Robert Leszczyński - RIP

2

Komentarz

  • Czuję się skomplementowany. Dojrzewam mentalnie do tworzenia Szwadronów Miłości.
  • No więc dowiedziałam sie dziś od spowiednika, że modlitwa za RL (nawet publiczna) nie jest świętokradztwem, bo mamy się modlić za żywych i umarłych.

    Żaden człowiek rozumujący tylko według logiki ludzkiej nie czynił cudów. Lecz na sposób Boski działa ten, kto zawierza Bogu.
  • Św. Jan w tomacie:
    14
    Ufność, którą w Nim pokładamy,
    polega na przekonaniu,
    że wysłuchuje On
    wszystkich naszych próśb zgodnych z Jego wolą.
    15
    A jeśli wiemy, że wysłuchuje wszystkich naszych próśb,
    pewni jesteśmy również posiadania tego, o cośmy Go prosili.
    16
    Jeśli ktoś spostrzeże,
    że brat popełnia grzech,
    który nie sprowadza śmierci,
    niech się modli, a przywróci mu życie;
    mam na myśli tych,
    których grzech nie sprowadza śmierci.
    Istnieje taki grzech,
    który sprowadza śmierć.
    W takim wypadku nie polecam, aby się modlono
    5
    .
    Wykładnia tłumacza BT:
    1 J 5, 16
    - "Grzech, który sprowadza śmierć" - to zapewne grzech przeciwko Duchowi Świętemu (
    Mt 12,32
    ), przeciwko prawdzie, głoszonej przez Apostołów. Św. Jan
    nie zabrania
    modlić się za odstępców,
    ale i nie zaleca
    .
    Inna wykładnia
  • Określenie "nie zalecam" znaczy "lepiej tego nie rób, bo nic dobrego z tego nie wyniknie" czyli jest łagodnym zakazem - nie aż tak mocnym jak "w żadnym razie nie powinienieś tego robić" ale jednak zakazem.
    Zwróćcie też uwagę na to, o kim św. Jan pisze - o braciach, którzy popełnili cieżkie grzechy. O braciach czyli członkach gminy a więc osobach dobrze nam znanych - z którymi jedliśmy, z którymi rozmawialiśmy, których mogliśmy lubić, którzy nam pewnie nie raz pomogli - a mimo to nie powinniśmy się za nich modlić, jeśli zgrzeszą naprawdę ciężko.
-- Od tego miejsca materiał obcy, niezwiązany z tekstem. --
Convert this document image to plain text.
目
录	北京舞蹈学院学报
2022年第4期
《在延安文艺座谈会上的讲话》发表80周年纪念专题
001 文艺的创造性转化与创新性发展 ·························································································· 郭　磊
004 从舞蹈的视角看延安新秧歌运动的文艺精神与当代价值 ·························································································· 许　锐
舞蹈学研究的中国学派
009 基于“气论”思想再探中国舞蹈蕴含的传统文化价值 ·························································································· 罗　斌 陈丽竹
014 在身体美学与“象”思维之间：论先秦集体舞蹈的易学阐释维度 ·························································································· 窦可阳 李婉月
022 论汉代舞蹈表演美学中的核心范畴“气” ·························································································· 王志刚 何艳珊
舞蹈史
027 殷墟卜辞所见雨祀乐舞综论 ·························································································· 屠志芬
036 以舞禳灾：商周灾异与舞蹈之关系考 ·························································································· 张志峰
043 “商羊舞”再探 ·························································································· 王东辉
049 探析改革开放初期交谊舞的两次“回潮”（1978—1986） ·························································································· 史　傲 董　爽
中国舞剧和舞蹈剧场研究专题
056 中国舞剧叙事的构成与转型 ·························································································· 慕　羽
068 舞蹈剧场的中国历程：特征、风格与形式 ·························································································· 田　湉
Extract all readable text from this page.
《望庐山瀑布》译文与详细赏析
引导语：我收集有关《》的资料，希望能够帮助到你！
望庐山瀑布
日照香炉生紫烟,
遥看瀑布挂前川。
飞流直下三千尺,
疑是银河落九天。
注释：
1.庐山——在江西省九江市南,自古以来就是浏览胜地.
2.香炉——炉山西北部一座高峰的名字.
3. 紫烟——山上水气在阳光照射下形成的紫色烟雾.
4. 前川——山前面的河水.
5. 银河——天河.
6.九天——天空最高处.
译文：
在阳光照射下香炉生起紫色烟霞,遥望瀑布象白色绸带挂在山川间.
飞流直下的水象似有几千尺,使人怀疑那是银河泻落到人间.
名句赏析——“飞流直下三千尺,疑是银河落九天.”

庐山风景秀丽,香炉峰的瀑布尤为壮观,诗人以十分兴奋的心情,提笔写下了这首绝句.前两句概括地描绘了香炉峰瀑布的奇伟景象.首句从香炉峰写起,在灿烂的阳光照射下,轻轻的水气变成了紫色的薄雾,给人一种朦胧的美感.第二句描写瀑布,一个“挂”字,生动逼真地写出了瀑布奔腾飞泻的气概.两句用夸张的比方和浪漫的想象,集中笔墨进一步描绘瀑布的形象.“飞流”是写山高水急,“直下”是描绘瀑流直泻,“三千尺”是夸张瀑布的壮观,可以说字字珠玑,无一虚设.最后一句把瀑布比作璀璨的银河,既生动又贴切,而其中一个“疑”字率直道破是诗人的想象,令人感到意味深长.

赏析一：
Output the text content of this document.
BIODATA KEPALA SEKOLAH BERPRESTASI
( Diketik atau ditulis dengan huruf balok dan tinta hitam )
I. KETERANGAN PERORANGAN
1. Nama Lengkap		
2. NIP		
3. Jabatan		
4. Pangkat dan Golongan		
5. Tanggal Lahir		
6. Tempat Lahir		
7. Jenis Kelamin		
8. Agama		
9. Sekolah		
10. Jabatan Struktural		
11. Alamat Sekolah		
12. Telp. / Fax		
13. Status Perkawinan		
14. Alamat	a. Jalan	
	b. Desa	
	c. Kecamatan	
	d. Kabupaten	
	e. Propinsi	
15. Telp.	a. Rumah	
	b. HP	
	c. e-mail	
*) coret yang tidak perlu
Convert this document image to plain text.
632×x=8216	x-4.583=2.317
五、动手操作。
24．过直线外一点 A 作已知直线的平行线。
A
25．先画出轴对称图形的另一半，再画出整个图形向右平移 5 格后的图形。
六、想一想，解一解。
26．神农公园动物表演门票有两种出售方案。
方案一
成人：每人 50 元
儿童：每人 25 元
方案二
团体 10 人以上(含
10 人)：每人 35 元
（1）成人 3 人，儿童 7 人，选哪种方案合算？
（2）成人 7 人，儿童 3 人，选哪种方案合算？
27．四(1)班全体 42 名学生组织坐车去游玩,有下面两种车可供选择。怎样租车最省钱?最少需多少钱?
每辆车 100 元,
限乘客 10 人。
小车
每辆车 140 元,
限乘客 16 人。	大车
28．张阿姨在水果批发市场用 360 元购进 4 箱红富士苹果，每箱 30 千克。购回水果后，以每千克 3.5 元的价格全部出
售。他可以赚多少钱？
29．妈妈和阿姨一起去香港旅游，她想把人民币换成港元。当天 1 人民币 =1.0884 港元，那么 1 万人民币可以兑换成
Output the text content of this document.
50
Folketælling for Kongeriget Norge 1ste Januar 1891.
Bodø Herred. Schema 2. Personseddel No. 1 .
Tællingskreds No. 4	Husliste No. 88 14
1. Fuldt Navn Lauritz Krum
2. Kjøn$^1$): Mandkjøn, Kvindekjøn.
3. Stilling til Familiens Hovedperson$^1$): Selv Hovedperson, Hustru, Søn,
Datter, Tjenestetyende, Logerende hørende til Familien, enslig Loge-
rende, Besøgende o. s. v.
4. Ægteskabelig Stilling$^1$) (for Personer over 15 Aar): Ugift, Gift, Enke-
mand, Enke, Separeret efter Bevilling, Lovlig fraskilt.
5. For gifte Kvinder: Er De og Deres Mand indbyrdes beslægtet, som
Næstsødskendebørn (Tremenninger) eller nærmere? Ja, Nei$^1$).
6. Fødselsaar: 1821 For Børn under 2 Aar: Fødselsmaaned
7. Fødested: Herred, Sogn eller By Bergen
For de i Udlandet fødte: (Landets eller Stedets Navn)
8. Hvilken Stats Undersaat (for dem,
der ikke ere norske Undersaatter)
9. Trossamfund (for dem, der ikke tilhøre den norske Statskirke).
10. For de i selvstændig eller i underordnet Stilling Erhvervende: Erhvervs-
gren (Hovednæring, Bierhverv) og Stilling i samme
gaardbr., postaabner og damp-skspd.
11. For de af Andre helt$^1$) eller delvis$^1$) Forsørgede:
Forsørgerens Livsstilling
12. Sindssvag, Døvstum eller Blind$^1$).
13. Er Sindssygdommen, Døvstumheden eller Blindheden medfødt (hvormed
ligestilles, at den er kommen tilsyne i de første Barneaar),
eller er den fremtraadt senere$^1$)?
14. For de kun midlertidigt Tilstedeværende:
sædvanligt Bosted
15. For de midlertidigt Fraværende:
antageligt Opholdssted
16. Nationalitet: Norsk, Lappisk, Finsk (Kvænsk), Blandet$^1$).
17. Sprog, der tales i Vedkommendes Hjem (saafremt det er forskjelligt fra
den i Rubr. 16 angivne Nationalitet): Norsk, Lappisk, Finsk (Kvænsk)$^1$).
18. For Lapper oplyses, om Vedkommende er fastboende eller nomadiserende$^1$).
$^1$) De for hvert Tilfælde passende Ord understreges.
O tytułowej postaci wiemy tylko to, że popełnił wiele zatykających dech niegodziwości.
    The author has edited this post (w 06.04.2015)

    Ci Polacy, co po raz kolejny uwierzyli don Aldowi, maja pamięć złotych rybek i nie potrzebują własnego państwa. Trzy dni po tym, jak je stracą, zapomną, że je kiedyś mieli.
  • Cusz, ze zdaniem świętego Jana należy się liczyć.
    Lecz nie wyobrażam sobie np. wierzącej matki, która po śmierci syna odstępcy nie odmówi modlitwy za jego duszę, czy nie zamówi mszy świętej.
    Ciekawe czy Pan Jezus coś przekazywał św. Faustynie w tej kwestii, bo z tego, co pamiętam z Dzienniczka sporo tam było o duszach potępionych. Muszę poszukać.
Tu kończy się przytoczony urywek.